超音波探傷では厚さのある対象物内部を検査可能

超音波探傷では、人間の耳では聞くことができない高い音を利用して、対象物の状態を把握する方法です。

その手法は潜水艦・船舶探知や魚群探知機、医療用のエコー検査などにも応用されている方法となります。超音波を活用する方法の優れた点は、信頼性のある検査結果を得ることができる点で、様々なジャンルの検査に応用しやすいメリットが存在します。

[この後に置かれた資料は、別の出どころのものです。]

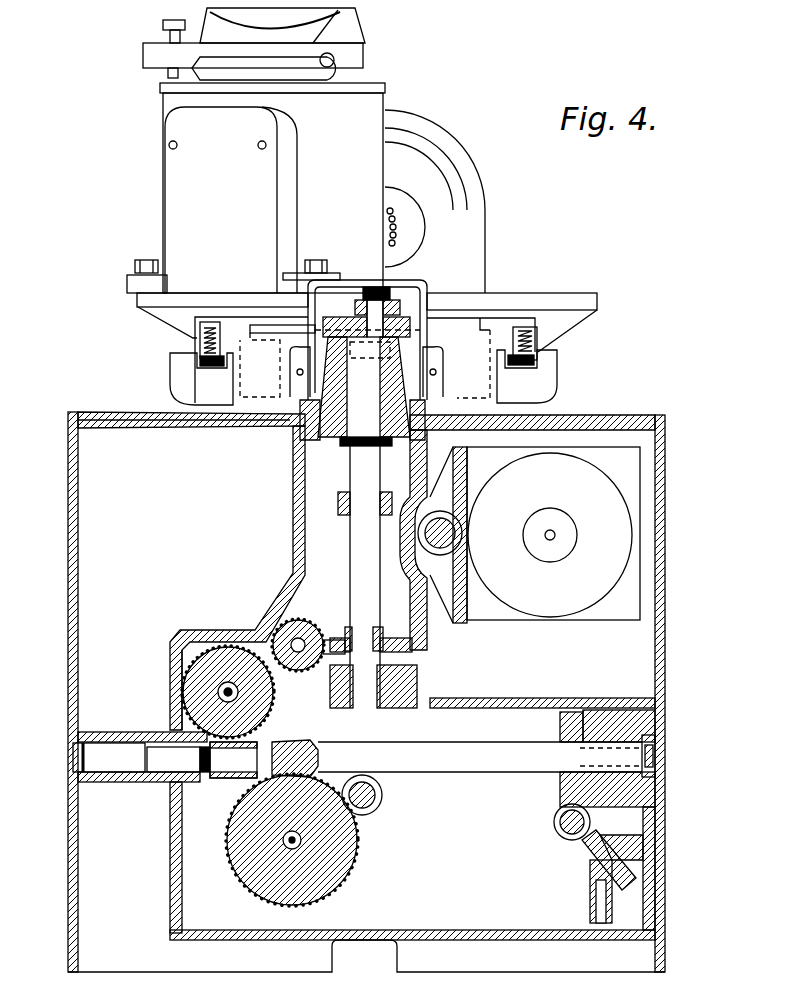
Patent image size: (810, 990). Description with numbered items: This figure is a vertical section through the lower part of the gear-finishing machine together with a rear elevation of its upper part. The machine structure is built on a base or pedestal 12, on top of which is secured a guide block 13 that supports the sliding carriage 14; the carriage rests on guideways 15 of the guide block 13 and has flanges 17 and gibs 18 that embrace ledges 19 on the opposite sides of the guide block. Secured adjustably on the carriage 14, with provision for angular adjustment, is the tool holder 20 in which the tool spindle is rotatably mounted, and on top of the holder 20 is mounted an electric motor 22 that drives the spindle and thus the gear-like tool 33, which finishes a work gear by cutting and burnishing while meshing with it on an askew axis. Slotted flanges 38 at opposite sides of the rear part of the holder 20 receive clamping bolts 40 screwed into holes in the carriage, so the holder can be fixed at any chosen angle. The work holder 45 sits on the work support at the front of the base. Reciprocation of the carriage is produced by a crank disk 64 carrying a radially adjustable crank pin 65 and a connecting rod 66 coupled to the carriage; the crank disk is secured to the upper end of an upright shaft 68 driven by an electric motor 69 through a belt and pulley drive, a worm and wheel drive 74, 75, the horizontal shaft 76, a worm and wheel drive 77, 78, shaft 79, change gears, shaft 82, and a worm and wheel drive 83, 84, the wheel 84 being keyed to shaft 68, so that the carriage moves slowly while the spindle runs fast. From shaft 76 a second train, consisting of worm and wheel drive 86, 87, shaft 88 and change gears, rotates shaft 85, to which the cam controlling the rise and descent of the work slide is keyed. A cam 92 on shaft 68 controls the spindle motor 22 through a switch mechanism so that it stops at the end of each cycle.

The base 12 is at (68, 598).
The guide block 13 is at (273, 408).
The sliding carriage 14 is at (516, 295).
The guideways 15 is at (243, 331).
The flanges 17 is at (197, 341).
The gibs 18 is at (203, 368).
The ledges 19 is at (224, 335).
The holder 20 is at (367, 114).
The electric motor 22 is at (333, 15).
The gear-like tool 33 is at (393, 218).
The slotted flanges 38 is at (128, 285).
The clamping bolts 40 is at (148, 260).
The holder 45 is at (478, 233).
The crank disk 64 is at (343, 323).
The crank pin 65 is at (378, 320).
The connecting rod 66 is at (398, 290).
The upright shaft 68 is at (353, 549).
The electric motor 69 is at (562, 605).
The worm 74 is at (568, 833).
The wheel 75 is at (567, 793).
The shaft 76 is at (483, 770).
The worm 77 is at (227, 786).
The wheel 78 is at (210, 648).
The shaft 79 is at (212, 674).
The shaft 82 is at (320, 640).
The worm 83 is at (288, 637).
The wheel 84 is at (403, 640).
The shaft 85 is at (384, 812).
The worm 86 is at (297, 740).
The wheel 87 is at (250, 868).
The shaft 88 is at (300, 843).
The cam 92 is at (342, 510).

超音波探傷の原理は、物質ごとに音の伝わる速度が異なる点、物質と物質の境界で反射する特徴を持っていて、その音波の伝わり方で検査を行うことができるとするものです。検査の対象物に厚さが存在する場合、その超音波を対象物に当てることで内部に異変があれば伝わり方が異変となって表現されるため、それによって異常を探し出すことができます。

特に建物などの外壁の異常を探し出す上では、超音波探傷の技術が有効で目視や打診では捉えにくい異常さを見つけ出すことが可能です。建物の厚さがある壁の中身の状態などを逐一把握する上でも優れており、見つけにくい場所の異常を的確に捉えるメリットが存在します。

従って建設業界などでも信用を確保した検査を行いたい場合には超音波検査が推奨される程です。非破壊検査の頂点を行くのが超音波探傷でより綿密な検査にも貢献しています。

ちなみに超音波探傷で活用される超音波の種類については縦波と横波の二つの波を活用することが多いです。伝わり方も物質によって全然違ってくることになるため、どういった素材の検査を行うのかと一つ一つの素材の伝わる速度をあらかじめ理解しておく必要があります。